Keyboardist-singer Amy Cole tells SPIN that the Toronto-based trio, often referred to, simply, as the RAA, always intended their first two albums (check out their their debut, Hometowns) to be companion pieces. “Departing is definitely seen as a sequel to Hometowns, but bringing to a close some of the themes that were explored in Hometowns, like leaving home,” she says.
And while some of the imagery has drawn specifically on Alberta, from where frontman Nils Edenloff hails, Cole loves the universality of the music. “I’m from a small town, too, and I feel an emotional connection to the themes cause I think it’s something everyone goes through,” she says. “Like, you leave your small town and move to the big city, leaving things behind, ending relationships. You don’t have to necessarily come from Alberta to understand it.”
“North Star” finds Edenloff singing about driving in a friend’s car, with the north star guiding them home. He croons over sparse electric piano and a skittish drumbeat, before the song finally swells into a organ-led crescendo that comes on like the first hints of a sunrise after an all-night adventure.
The band, rounded out by drummer Paul Banwatt, will hit the road March 9 in Cambridge, Mass., for a North American tour that finds them cruising through two of the Spring’s biggest music events: March’s SXSW in Austin, Texas, and April’s Coachella in the California desert. And, as they’re playing larger and larger rooms, Cole says they’re building out their live sound to fill the bigger spaces, adding synth bass to their onstage setup.

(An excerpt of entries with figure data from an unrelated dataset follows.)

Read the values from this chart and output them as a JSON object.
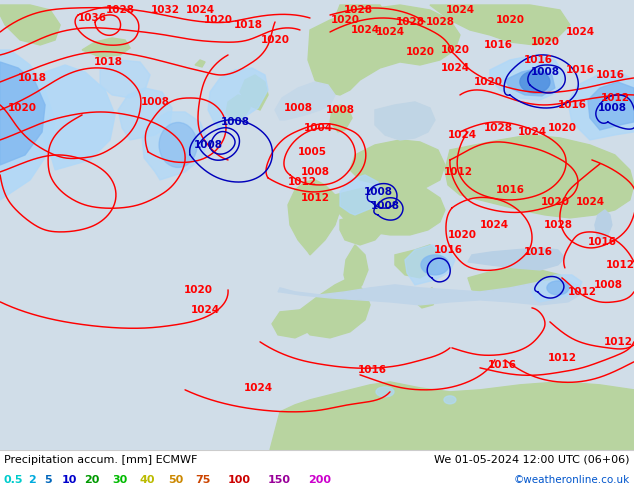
{
  "title_left": "Precipitation accum. [mm] ECMWF",
  "title_right": "We 01-05-2024 12:00 UTC (06+06)",
  "credit": "©weatheronline.co.uk",
  "legend_values": [
    "0.5",
    "2",
    "5",
    "10",
    "20",
    "30",
    "40",
    "50",
    "75",
    "100",
    "150",
    "200"
  ],
  "legend_text_colors": [
    "#00cccc",
    "#00aadd",
    "#0066bb",
    "#0000cc",
    "#009900",
    "#00bb00",
    "#bbbb00",
    "#cc8800",
    "#cc4400",
    "#cc0000",
    "#990099",
    "#cc00cc"
  ],
  "ocean_color": "#d0dde8",
  "land_color": "#b8d4a0",
  "precip_light": "#b0d8f8",
  "precip_mid": "#80b8f0",
  "precip_dark": "#5090e0",
  "precip_deep": "#2060c0",
  "fig_width": 6.34,
  "fig_height": 4.9,
  "dpi": 100
}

They’re still trying to fit all their new equipment into one small van, though, and Cole says Edenloff is quite the magician when it comes to getting their gear from town to town. “With his engineering degree he’s incredible at packing,” she explains. “Paul and I narrate little the little challenges throughout the day, and call it Nils Edenloff: Pack Freak, like Criss Angel: Mind Freak.”